练习要点 / Exercise Key Points:
\(X\) 是一个离散随机变量。随机变量 \(Y\) 定义为 \(Y = 4X - 6\)。已知 \(\mathrm{E}(Y) = 2\) 和 \(\operatorname{Var}(Y) = 32\),求:
a) \(\mathrm{E}(X)\)
b) \(\operatorname{Var}(X)\)
c) \(X\) 的标准差。
解答:
a) \(Y = 4X - 6\),所以 \(X = \frac{Y + 6}{4}\)。
\(\mathrm{E}(X) = \frac{\mathrm{E}(Y) + 6}{4} = \frac{2 + 6}{4} = \frac{8}{4} = 2\)
b) \(\operatorname{Var}(X) = \frac{\operatorname{Var}(Y)}{4^2} = \frac{32}{16} = 2\)
c) 标准差 \(\sigma_X = \sqrt{\operatorname{Var}(X)} = \sqrt{2}\)
\(X\) 是一个离散随机变量。随机变量 \(Y\) 定义为 \(Y = \frac{4 - 3X}{2}\)。已知 \(\mathrm{E}(Y) = -1\) 和 \(\operatorname{Var}(Y) = 9\),求:
a) \(\mathrm{E}(X)\)
b) \(\operatorname{Var}(X)\)
c) \(\mathrm{E}(X^2)\)。
解答:
a) \(Y = \frac{4 - 3X}{2}\),所以 \(2Y = 4 - 3X\),\(3X = 4 - 2Y\),\(X = \frac{4 - 2Y}{3}\)。
\(\mathrm{E}(X) = \frac{4 - 2\mathrm{E}(Y)}{3} = \frac{4 - 2(-1)}{3} = \frac{4 + 2}{3} = \frac{6}{3} = 2\)
b) \(\operatorname{Var}(X) = \frac{\operatorname{Var}(Y)}{(-3)^2} = \frac{9}{9} = 1\)
c) \(\mathrm{E}(X^2) = \operatorname{Var}(X) + [\mathrm{E}(X)]^2 = 1 + 4 = 5\)
离散随机变量 \(X\) 的概率分布如下表所示:
| x | 1 | 2 | 3 | 4 |
|---|---|---|---|---|
| P(X = x) | 0.3 | a | b | 0.2 |
随机变量 \(Y\) 定义为 \(Y = 2X + 3\)。已知 \(\mathrm{E}(Y) = 8\),求a和b的值。
解答:
概率和为1:0.3 + a + b + 0.2 = 1
a + b = 0.5
\(\mathrm{E}(X) = 1(0.3) + 2a + 3b + 4(0.2) = 0.3 + 2a + 3b + 0.8 = 1.1 + 2a + 3b\)

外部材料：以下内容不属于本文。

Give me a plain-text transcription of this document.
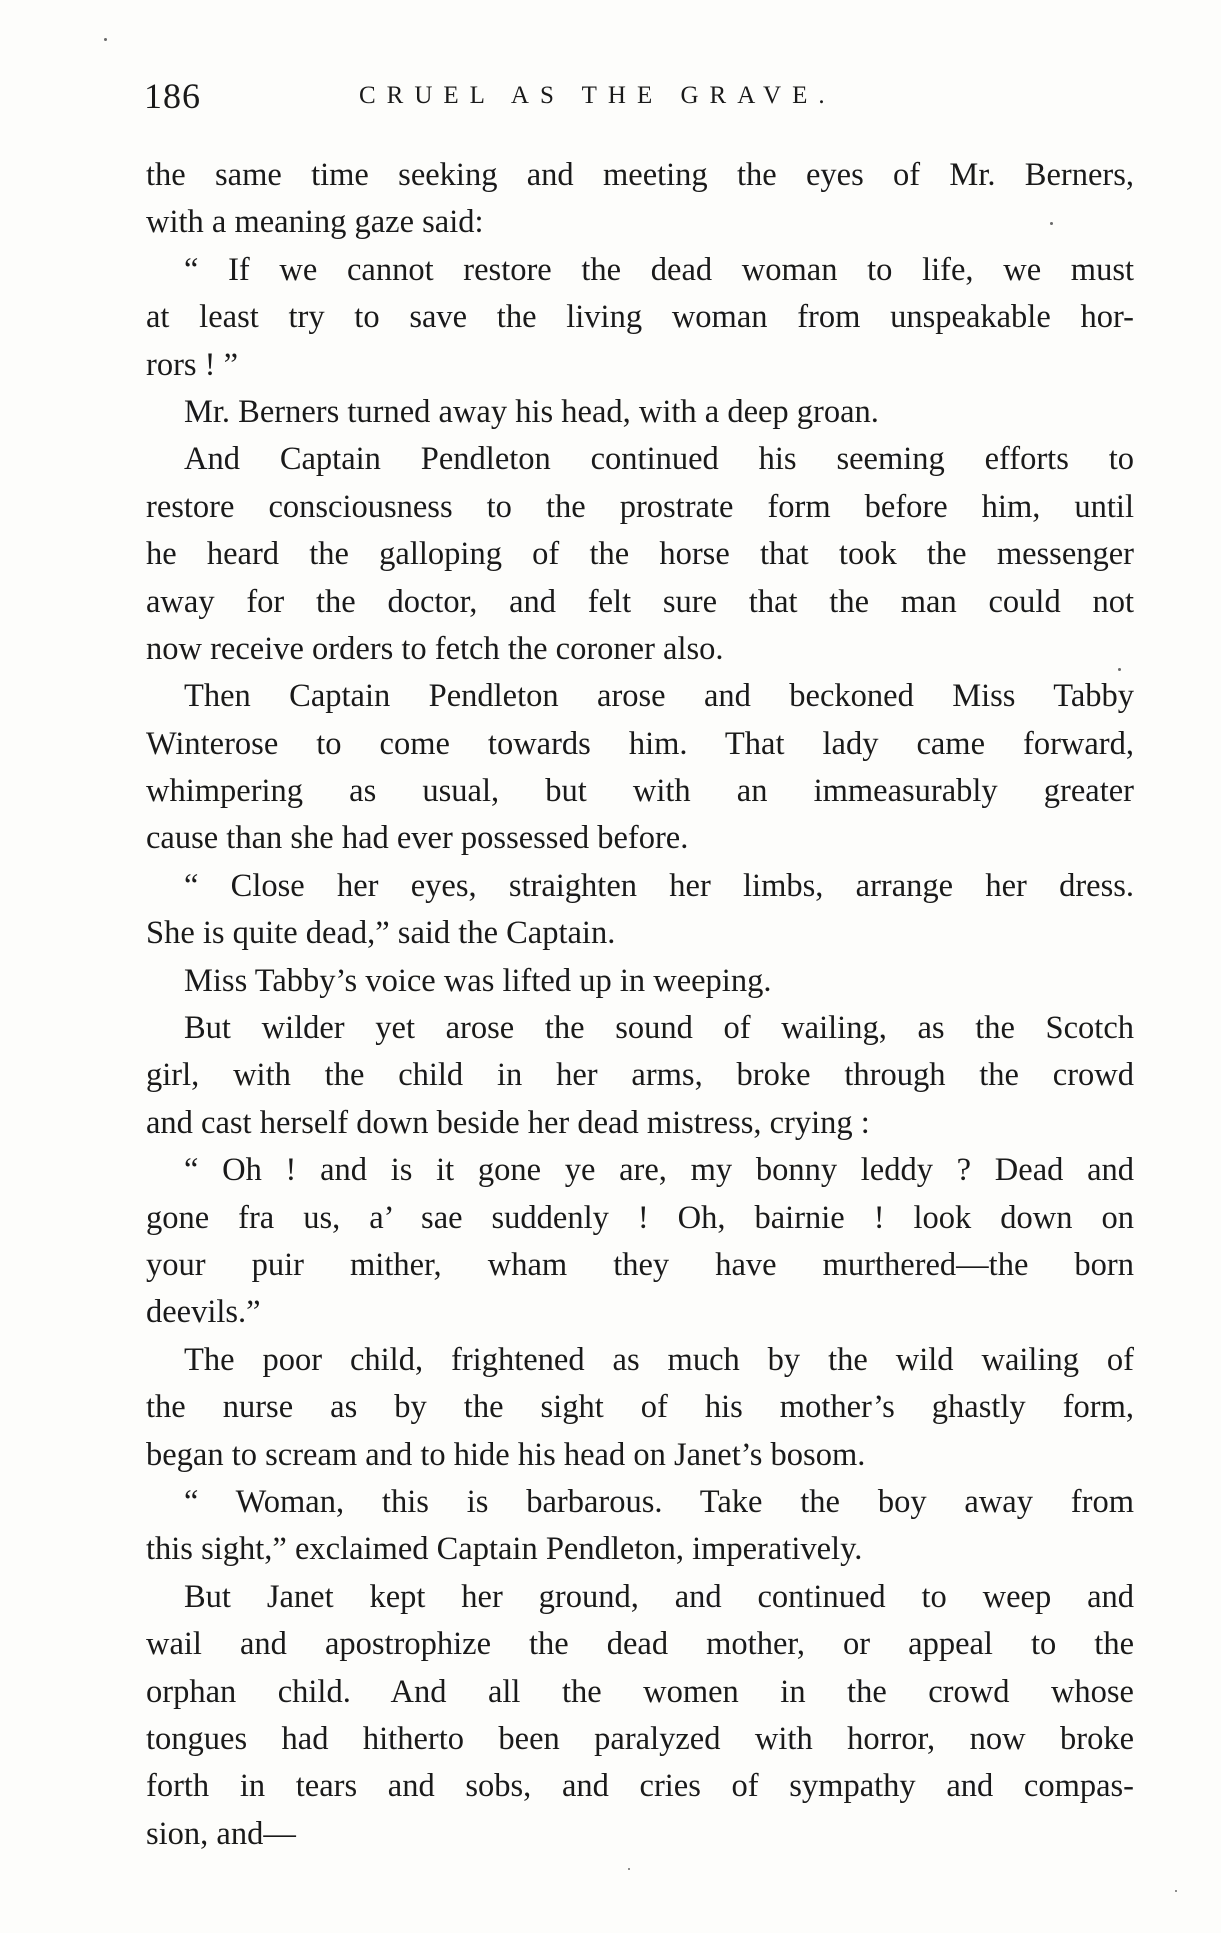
186	CRUEL AS THE GRAVE.
the same time seeking and meeting the eyes of Mr. Berners,
with a meaning gaze said:
“ If we cannot restore the dead woman to life, we must
at least try to save the living woman from unspeakable hor-
rors ! ”
Mr. Berners turned away his head, with a deep groan.
And Captain Pendleton continued his seeming efforts to
restore consciousness to the prostrate form before him, until
he heard the galloping of the horse that took the messenger
away for the doctor, and felt sure that the man could not
now receive orders to fetch the coroner also.
Then Captain Pendleton arose and beckoned Miss Tabby
Winterose to come towards him. That lady came forward,
whimpering as usual, but with an immeasurably greater
cause than she had ever possessed before.
“ Close her eyes, straighten her limbs, arrange her dress.
She is quite dead,” said the Captain.
Miss Tabby’s voice was lifted up in weeping.
But wilder yet arose the sound of wailing, as the Scotch
girl, with the child in her arms, broke through the crowd
and cast herself down beside her dead mistress, crying :
“ Oh ! and is it gone ye are, my bonny leddy ? Dead and
gone fra us, a’ sae suddenly ! Oh, bairnie ! look down on
your puir mither, wham they have murthered—the born
deevils.”
The poor child, frightened as much by the wild wailing of
the nurse as by the sight of his mother’s ghastly form,
began to scream and to hide his head on Janet’s bosom.
“ Woman, this is barbarous. Take the boy away from
this sight,” exclaimed Captain Pendleton, imperatively.
But Janet kept her ground, and continued to weep and
wail and apostrophize the dead mother, or appeal to the
orphan child. And all the women in the crowd whose
tongues had hitherto been paralyzed with horror, now broke
forth in tears and sobs, and cries of sympathy and compas-
sion, and—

\(\mathrm{E}(Y) = 2\mathrm{E}(X) + 3 = 8\)
2(1.1 + 2a + 3b) + 3 = 8
2.2 + 4a + 6b + 3 = 8
4a + 6b = 8 - 5.2 = 2.8
4a + 6b = 2.8
联立求解:
4a + 6b = 2.8
a + b = 0.5
从第二个方程:a = 0.5 - b
代入第一个:4(0.5 - b) + 6b = 2.8
2 - 4b + 6b = 2.8
2 + 2b = 2.8
2b = 0.8
b = 0.4
a = 0.5 - 0.4 = 0.1
离散随机变量 \(X\) 的概率分布如下表所示:
| x | 90° | 180° | 270° |
|---|---|---|---|
| P(X = x) | a | b | 0.3 |
随机变量 \(Y\) 定义为 \(Y = \sin X^\circ\)。
a) 求 \(\mathrm{E}(Y)\) 的可能取值范围。
b) 已知 \(\mathrm{E}(Y) = 0.2\),写出a和b的值。
解答:
a) \(\sin 90^\circ = 1\), \(\sin 180^\circ = 0\), \(\sin 270^\circ = -1\)。
Y的可能值为-1, 0, 1。
\(\mathrm{E}(Y) = a(1) + b(0) + 0.3(-1) = a - 0.3\)
概率和:a + b + 0.3 = 1
b = 0.7 - a
所以 \(\mathrm{E}(Y) = a - 0.3\)
最小值:当a=0时,E(Y) = -0.3
最大值:当a=0.7时,E(Y) = 0.4
范围:[-0.3, 0.4]
b) \(\mathrm{E}(Y) = 0.2 = a - 0.3\)
a = 0.5
b = 0.7 - 0.5 = 0.2
通过练习您应该掌握:
熟练掌握这些内容将为您后续学习连续随机变量的函数变换以及统计推断打下坚实的基础。如果在练习过程中遇到困难,建议回顾教材内容中的概念解释和实例演示。
Mastering these concepts will lay a solid foundation for your subsequent study of function transformations for continuous random variables and statistical inference. If you encounter difficulties during practice, it is recommended to review the concept explanations and example demonstrations in the textbook content.